The shriek of pure joy that erupted from the infirmary entrance made us spring apart like we'd been electrocuted. Elliot stood in the doorway, his eyes wide with disbelief and elation before he launched himself toward the bed.

The medics scattered as our son barreled past them, all pretense of medical protocol abandoned in the face of a child.

I opened my arms for him, smiling even as my entire jaw protested, a heady rush of love making my head spin as he launched toward me.

Eve chuckled, the sound soothing my ears, and my smile widened...

Then it fell...

Because Elliot's bright green eyes morphed into red, from his warm beige skin sprang grey fur, his fingers enlarging and transforming into clawed paws.

Before my eyes, my son shifted into a wolf before he landed on my lap.

Time froze, the blood in my veins slowing to an excruciating crawl.

Finding my wolf had meant losing my innocence at an early age, sharing your consciousness with a creature that saw through filtered things that children innately absorbed.

It was a rite of passage that came with puberty, with hormones and understanding, with the mental capacity to handle the duality of what he was and beast. But Elliot—my little son—was shifting before my eyes with the fluid grace of someone who had been doing this for far longer than should have been possible.

The small gray wolf in my lap looked up at me with those same bright eyes, now red instead of green, his tail wagging with pure joy as if this was the most natural thing in the world. Which, apparently, it was for him.

"When?" The word came out strangled, my voice barely recognizable even to myself.

Eve's hand found mine, her fingers intertwining with my trembling ones. "A few days after you left," she said softly. "I was in danger, and that night he just... shifted to save me. Dr. Amelia says the emotional trauma might have triggered it early."

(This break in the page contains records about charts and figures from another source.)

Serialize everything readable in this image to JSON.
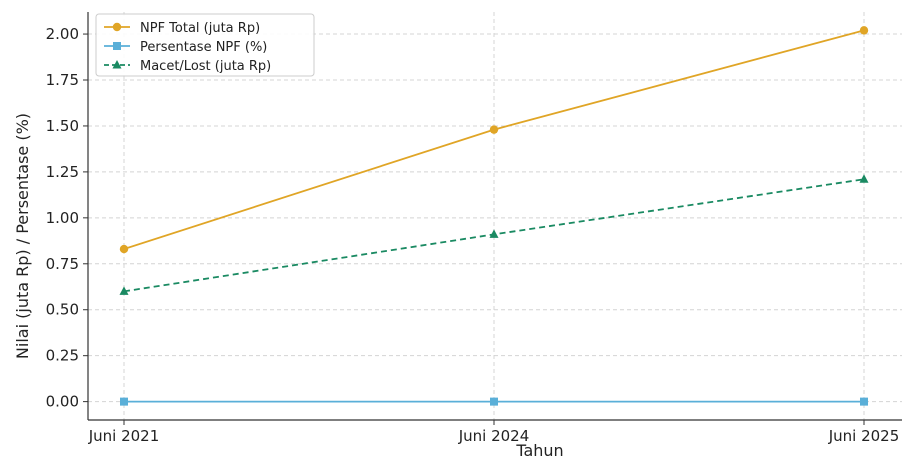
{
  "chart_data": {
    "type": "line",
    "title": "",
    "xlabel": "Tahun",
    "ylabel": "Nilai (juta Rp) / Persentase (%)",
    "categories": [
      "Juni 2021",
      "Juni 2024",
      "Juni 2025"
    ],
    "x_values": [
      2021,
      2024,
      2025
    ],
    "ylim": [
      -0.1,
      2.12
    ],
    "yticks": [
      0.0,
      0.25,
      0.5,
      0.75,
      1.0,
      1.25,
      1.5,
      1.75,
      2.0
    ],
    "ytick_labels": [
      "0.00",
      "0.25",
      "0.50",
      "0.75",
      "1.00",
      "1.25",
      "1.50",
      "1.75",
      "2.00"
    ],
    "grid": true,
    "legend_position": "top-left",
    "series": [
      {
        "name": "NPF Total (juta Rp)",
        "values": [
          0.83,
          1.48,
          2.02
        ],
        "color": "#e0a526",
        "marker": "circle",
        "linestyle": "solid"
      },
      {
        "name": "Persentase NPF (%)",
        "values": [
          0.0,
          0.0,
          0.0
        ],
        "color": "#5aafd8",
        "marker": "square",
        "linestyle": "solid"
      },
      {
        "name": "Macet/Lost (juta Rp)",
        "values": [
          0.6,
          0.91,
          1.21
        ],
        "color": "#1a8a62",
        "marker": "triangle",
        "linestyle": "dashed"
      }
    ]
  }
}
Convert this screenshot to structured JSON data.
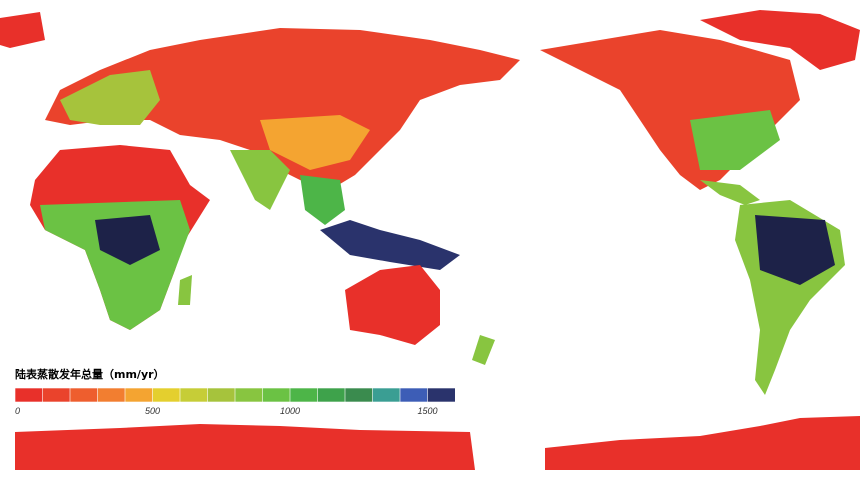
{
  "legend": {
    "title": "陆表蒸散发年总量（mm/yr）",
    "range": [
      0,
      1600
    ],
    "ticks": [
      0,
      500,
      1000,
      1500
    ],
    "colors": [
      "#e8302a",
      "#ea432c",
      "#ee5e2e",
      "#f27e30",
      "#f4a431",
      "#e4cf2e",
      "#c6cd37",
      "#a6c33c",
      "#88c540",
      "#6bc244",
      "#4db548",
      "#3ea24b",
      "#3a8b4e",
      "#3a9e93",
      "#3d5db6",
      "#2a336c"
    ]
  }
}
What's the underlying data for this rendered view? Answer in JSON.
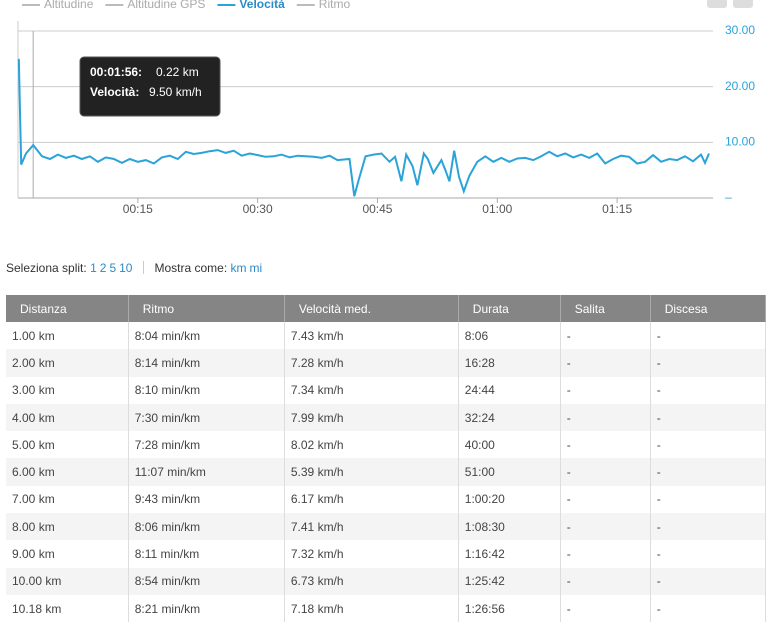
{
  "chart_data": {
    "type": "line",
    "legend": [
      {
        "name": "Altitudine",
        "color": "#bbbbbb"
      },
      {
        "name": "Altitudine GPS",
        "color": "#bbbbbb"
      }
    ],
    "legend_after": [
      {
        "name": "Ritmo",
        "color": "#bbbbbb"
      }
    ],
    "x": [
      0.1,
      0.4,
      1.0,
      1.9,
      3,
      4,
      5,
      6,
      7,
      8,
      9,
      10,
      11,
      12,
      13,
      14,
      15,
      16,
      17,
      18,
      19,
      20,
      21,
      22,
      23,
      24,
      25,
      26,
      27,
      28,
      29,
      30,
      31,
      32,
      33,
      34,
      35,
      36,
      37,
      38,
      39,
      40,
      41.5,
      42.1,
      42.6,
      43.5,
      44.5,
      45.5,
      46.5,
      47.2,
      48,
      48.6,
      49.4,
      50,
      50.8,
      51.3,
      52,
      53,
      53.5,
      54,
      54.6,
      55.2,
      55.8,
      56.5,
      57.5,
      58.5,
      59.5,
      60.5,
      61.5,
      62.5,
      63.5,
      64.5,
      65.5,
      66.5,
      67.5,
      68.5,
      69.5,
      70.5,
      71.5,
      72.5,
      73.5,
      74.5,
      75.5,
      76.5,
      77.5,
      78.5,
      79.5,
      80.5,
      81.5,
      82.5,
      83.5,
      84.5,
      85.5,
      86,
      86.5
    ],
    "series": [
      {
        "name": "Velocità",
        "color": "#2aa3d8",
        "values": [
          25,
          6,
          8,
          9.5,
          7.5,
          7,
          7.8,
          7.2,
          7.6,
          7,
          7.5,
          6.5,
          7.3,
          7,
          6.3,
          7,
          6.5,
          6.8,
          6.2,
          7.3,
          7.6,
          7,
          8.3,
          7.9,
          8.1,
          8.4,
          8.6,
          8.1,
          8.5,
          7.6,
          8,
          7.7,
          7.4,
          7.5,
          7.8,
          7.3,
          7.6,
          7.5,
          7.4,
          7.2,
          7.6,
          6.8,
          7,
          0.3,
          3,
          7.5,
          7.8,
          8,
          6.5,
          7.4,
          3,
          7.8,
          5.7,
          2.3,
          8,
          7,
          4.5,
          6.8,
          5,
          3,
          8.5,
          3.8,
          1.2,
          4,
          6.5,
          7.5,
          6.5,
          7.2,
          6.5,
          7.1,
          7.2,
          6.8,
          7.5,
          8.3,
          7.5,
          8,
          7.3,
          7.8,
          7.2,
          8,
          6.2,
          7,
          7.6,
          7.4,
          6.2,
          6.5,
          7.7,
          6.5,
          7,
          6.8,
          7.5,
          6.6,
          7.8,
          6.3,
          8
        ]
      }
    ],
    "xlim": [
      0,
      87
    ],
    "xticks": [
      {
        "value": 15,
        "label": "00:15"
      },
      {
        "value": 30,
        "label": "00:30"
      },
      {
        "value": 45,
        "label": "00:45"
      },
      {
        "value": 60,
        "label": "01:00"
      },
      {
        "value": 75,
        "label": "01:15"
      }
    ],
    "ylim": [
      0,
      30
    ],
    "yticks": [
      {
        "value": 0,
        "label": "–"
      },
      {
        "value": 10,
        "label": "10.00"
      },
      {
        "value": 20,
        "label": "20.00"
      },
      {
        "value": 30,
        "label": "30.00"
      }
    ],
    "grid": true,
    "crosshair_x": 1.9,
    "tooltip": {
      "time": "00:01:56:",
      "distance": "0.22 km",
      "speed_label": "Velocità:",
      "speed": "9.50 km/h"
    }
  },
  "controls": {
    "split_label": "Seleziona split:",
    "splits": [
      "1",
      "2",
      "5",
      "10"
    ],
    "units_label": "Mostra come:",
    "units": [
      "km",
      "mi"
    ]
  },
  "table": {
    "headers": [
      "Distanza",
      "Ritmo",
      "Velocità med.",
      "Durata",
      "Salita",
      "Discesa"
    ],
    "rows": [
      [
        "1.00 km",
        "8:04 min/km",
        "7.43 km/h",
        "8:06",
        "-",
        "-"
      ],
      [
        "2.00 km",
        "8:14 min/km",
        "7.28 km/h",
        "16:28",
        "-",
        "-"
      ],
      [
        "3.00 km",
        "8:10 min/km",
        "7.34 km/h",
        "24:44",
        "-",
        "-"
      ],
      [
        "4.00 km",
        "7:30 min/km",
        "7.99 km/h",
        "32:24",
        "-",
        "-"
      ],
      [
        "5.00 km",
        "7:28 min/km",
        "8.02 km/h",
        "40:00",
        "-",
        "-"
      ],
      [
        "6.00 km",
        "11:07 min/km",
        "5.39 km/h",
        "51:00",
        "-",
        "-"
      ],
      [
        "7.00 km",
        "9:43 min/km",
        "6.17 km/h",
        "1:00:20",
        "-",
        "-"
      ],
      [
        "8.00 km",
        "8:06 min/km",
        "7.41 km/h",
        "1:08:30",
        "-",
        "-"
      ],
      [
        "9.00 km",
        "8:11 min/km",
        "7.32 km/h",
        "1:16:42",
        "-",
        "-"
      ],
      [
        "10.00 km",
        "8:54 min/km",
        "6.73 km/h",
        "1:25:42",
        "-",
        "-"
      ],
      [
        "10.18 km",
        "8:21 min/km",
        "7.18 km/h",
        "1:26:56",
        "-",
        "-"
      ]
    ]
  }
}
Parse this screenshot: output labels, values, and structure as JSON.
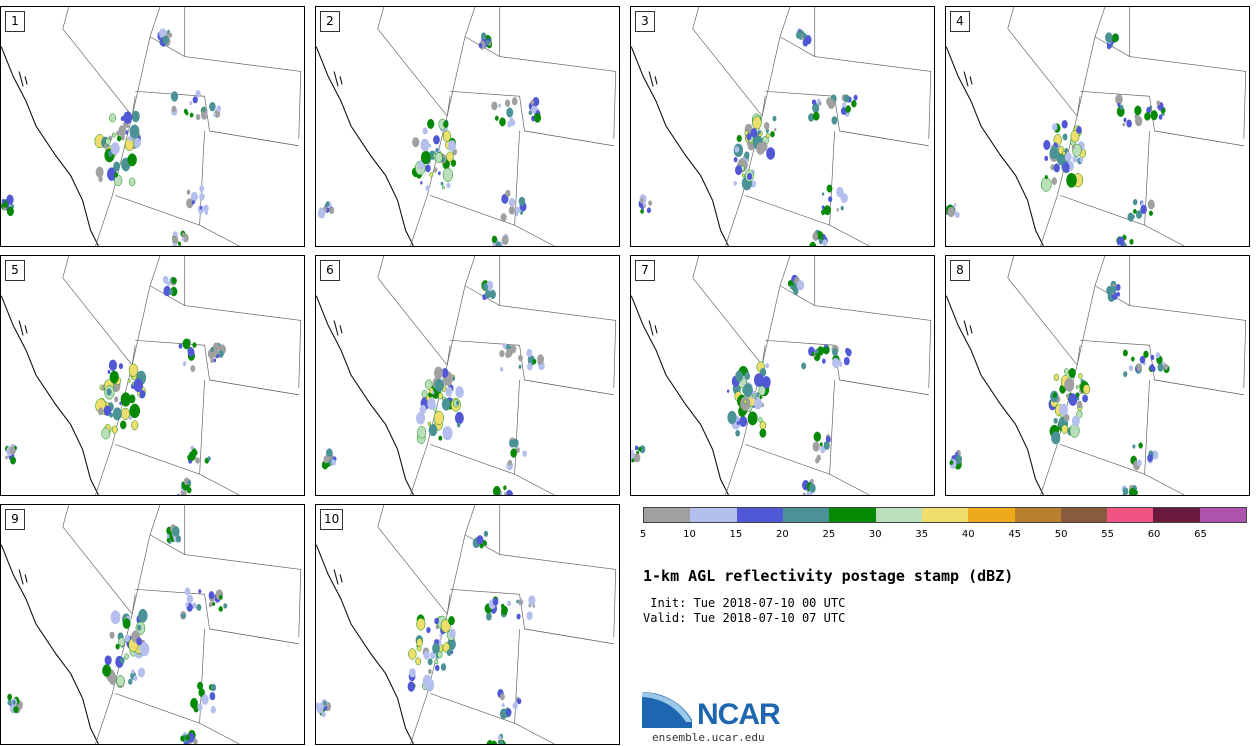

I stared at my son—this impossible, beautiful, terrifying miracle of a child who was nuzzling against my chest with wolf-like contentment. Every instinct I had as a father was screaming that this was wrong, that he was too young, too small, too innocent to carry this burden.

History was repeating itself.

I had found Cerberus too young too.

Was this a cycle that would never end?

I had failed him too many times to count.

But another part of me, the part that had been Vassir, that carried centuries of supernatural knowledge, whispered that this wasn't just early shifting. This was something else entirely. Something that made my blood run cold even as I held my transformed son close.

"Does he remember being human when he's like this?" I asked, though I wasn't sure I wanted to know the answer.

After I had shifted so young because of my father's training, the moment Cerberus gained consciousness in my subconscious, I changed. Even before I was injected with Vassir's veins, before I had the flux's tendrils rupturing my heart. I became cold, unfeeling.

If Elliot was like that...

Elliot answered on his own, whining to get my attention.

I let the cowardice melt away and met his gaze, crimson eyes meeting mine, soft and puppy-like. Not like the caged, wounded wolf that I had been.

"Elliot?" My eyes roamed his form. The rich gray fur with a moderately large red marking that traced his spine.

My hands shook as I stroked the soft fur, Elliot's whining piercing my nonexistent heart.

"He's still himself. Even more playful," Eve tried to divert my emotions from the pain raking itself through me, but I could hear that even she was as heartbroken as I was.

I touched his snout and snapped back as he tried to bite me before howling at my horror. But there was nothing ferocious about his expression. He had been teasing me.

The realization gave some reprieve.

Then someone came running in.

"Luna," he panted, his eyes darting momentarily to me, widening. "You are awake, Alpha," he bowed.

"What is happening? What is the emergency?"

He swallowed, before his words tumbled out in a rush, all at once. "It's Lucinda Montague. She is awake and worse than before."